La Corte di Cassazione ha stabilito un principio importante per i dipendenti pubblici che svolgono attività extra, in particolare per i docenti part-time. Con la sentenza n. 23816/2026, i giudici di legittimità hanno chiarito che un insegnante con contratto part-time al 50% non può essere automaticamente licenziato per aver aperto un canale YouTube monetizzato. La decisione nasce dal caso di un docente di scuola secondaria che, oltre all'insegnamento, gestiva un canale dedicato a comunicazione, relazioni sociali e crescita personale, ricavando compensi dalla pubblicità online.

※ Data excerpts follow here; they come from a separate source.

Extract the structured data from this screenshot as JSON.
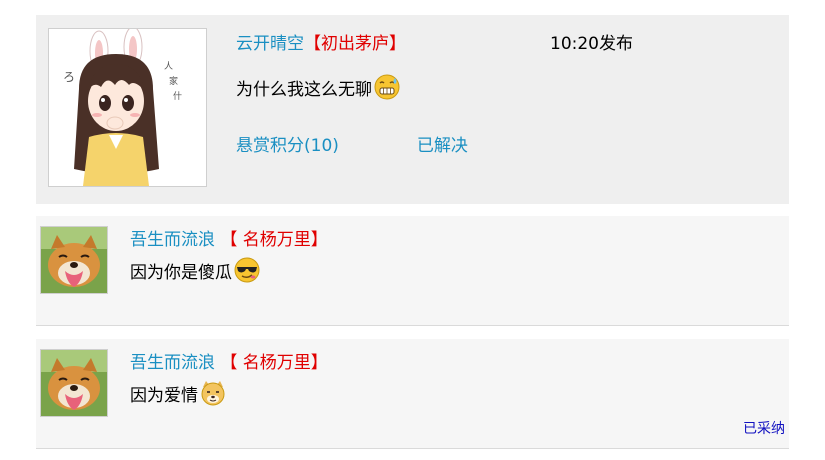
{
  "question": {
    "username": "云开晴空",
    "rank": "【初出茅庐】",
    "time": "10:20发布",
    "text": "为什么我这么无聊",
    "text_emoji": "grimace-sweat-face-icon",
    "reward": "悬赏积分(10)",
    "status": "已解决"
  },
  "answers": [
    {
      "username": "吾生而流浪",
      "rank": "【 名杨万里】",
      "text": "因为你是傻瓜",
      "emoji": "sunglasses-face-icon"
    },
    {
      "username": "吾生而流浪",
      "rank": "【 名杨万里】",
      "text": "因为爱情",
      "emoji": "doge-icon",
      "adopted_label": "已采纳"
    }
  ],
  "colors": {
    "link": "#1a8fc2",
    "rank": "#e00000",
    "adopted": "#1010c0"
  }
}
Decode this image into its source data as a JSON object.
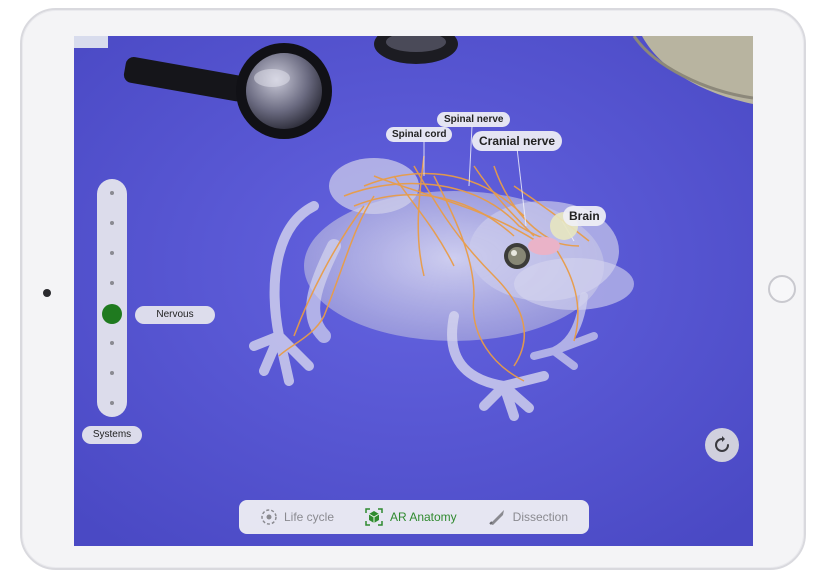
{
  "labels": {
    "spinal_cord": "Spinal cord",
    "spinal_nerve": "Spinal nerve",
    "cranial_nerve": "Cranial nerve",
    "brain": "Brain"
  },
  "systems_slider": {
    "title": "Systems",
    "selected": "Nervous",
    "stops": 8,
    "selected_index": 4
  },
  "tabs": [
    {
      "label": "Life cycle",
      "icon": "life-cycle-icon",
      "active": false
    },
    {
      "label": "AR Anatomy",
      "icon": "ar-cube-icon",
      "active": true
    },
    {
      "label": "Dissection",
      "icon": "scalpel-icon",
      "active": false
    }
  ],
  "colors": {
    "accent": "#2f8a2f",
    "table_surface": "#5a59d6",
    "nerve": "#f0a040",
    "brain": "#f2b8c8"
  }
}
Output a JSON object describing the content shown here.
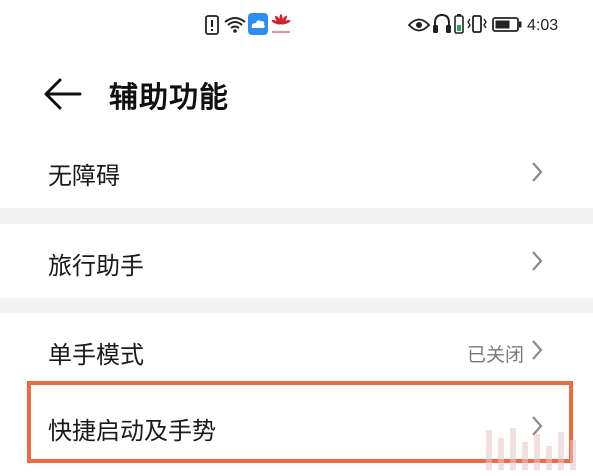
{
  "status_bar": {
    "time": "4:03",
    "left_icons": [
      "alert-sim-icon",
      "wifi-icon",
      "cloud-app-icon",
      "huawei-logo-icon"
    ],
    "right_icons": [
      "eye-comfort-icon",
      "headset-icon",
      "battery-saver-icon",
      "vibrate-icon",
      "battery-icon"
    ]
  },
  "header": {
    "title": "辅助功能",
    "back_icon": "arrow-left-icon"
  },
  "groups": [
    {
      "items": [
        {
          "label": "无障碍"
        }
      ]
    },
    {
      "items": [
        {
          "label": "旅行助手"
        }
      ]
    },
    {
      "items": [
        {
          "label": "单手模式",
          "status": "已关闭"
        },
        {
          "label": "快捷启动及手势"
        }
      ]
    }
  ],
  "colors": {
    "background": "#f4f4f4",
    "surface": "#ffffff",
    "highlight": "#ef6a3c",
    "secondary_text": "#7a7a7a"
  }
}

Il caso concreto e la natura imprenditoriale dell'attività su YouTube
L'amministrazione scolastica aveva disposto la decadenza dal servizio per incompatibilità, ritenendo che l'attività su YouTube configurasse un vero e proprio impiego parallelo non consentito. Il Tribunale di Savona, con sentenza del 13 febbraio 2025, aveva inizialmente respinto il ricorso del docente, sottolineando che la cessione remunerata di spazi pubblicitari tramite Google AdSense, caratterizzata da continuità, organizzazione e ricavi significativi, rappresentava un'attività imprenditoriale e non un semplice hobby. La Cassazione non ha smentito questa ricostruzione, ma ha evidenziato un aspetto procedurale cruciale.
Il regime derogatorio per i part-time non superiori al 50%
La normativa di riferimento, in particolare l'articolo 53, comma 6, del D.Lgs. 165/2001, esclude i dipendenti pubblici con part-time non superiore al 50% dall'applicazione di alcune regole stringenti sulle incompatibilità. Questo significa che, per questi lavoratori, l'amministrazione non può applicare la decadenza in modo automatico, ma deve seguire un percorso valutativo specifico, tenendo conto della loro particolare posizione contrattuale. Nel caso esaminato, il docente aveva un contratto part-time al 50%, e quindi la scuola avrebbe dovuto effettuare una valutazione più attenta prima di procedere con il licenziamento.
Le differenze tra lavoro autonomo, professione e impresa
La sentenza offre spunti pratici per tutti i dipendenti pubblici che svolgono attività extra. È fondamentale distinguere tra lavoro autonomo occasionale, libera professione e vera e propria impresa, poiché le conseguenze in termini di incompatibilità sono diverse. Per i docenti, il riferimento normativo principale è l'articolo 508 del D.Lgs. 297/1994, che pone limiti allo svolgimento di attività commerciali, industriali e professionali. Tuttavia, quando il rapporto di lavoro è part-time al 50% o meno, le regole si attenuano, ma non spariscono del tutto.
Le indicazioni pratiche per chi lavora anche fuori dalla scuola
Per evitare contenziosi, è consigliabile verificare preventivamente la propria posizione con la scuola di appartenenza prima di avviare un'attività extra, che sia una partita IVA, una collaborazione professionale o un progetto web. Il contratto collettivo del comparto Istruzione impone obblighi di comunicazione all'amministrazione e il rispetto delle regole su incompatibilità e conflitto d'interessi. La Cassazione, con questa pronuncia, ha ribadito che la decadenza non può essere una sanzione automatica per i part-time, ma richiede una valutazione caso per caso.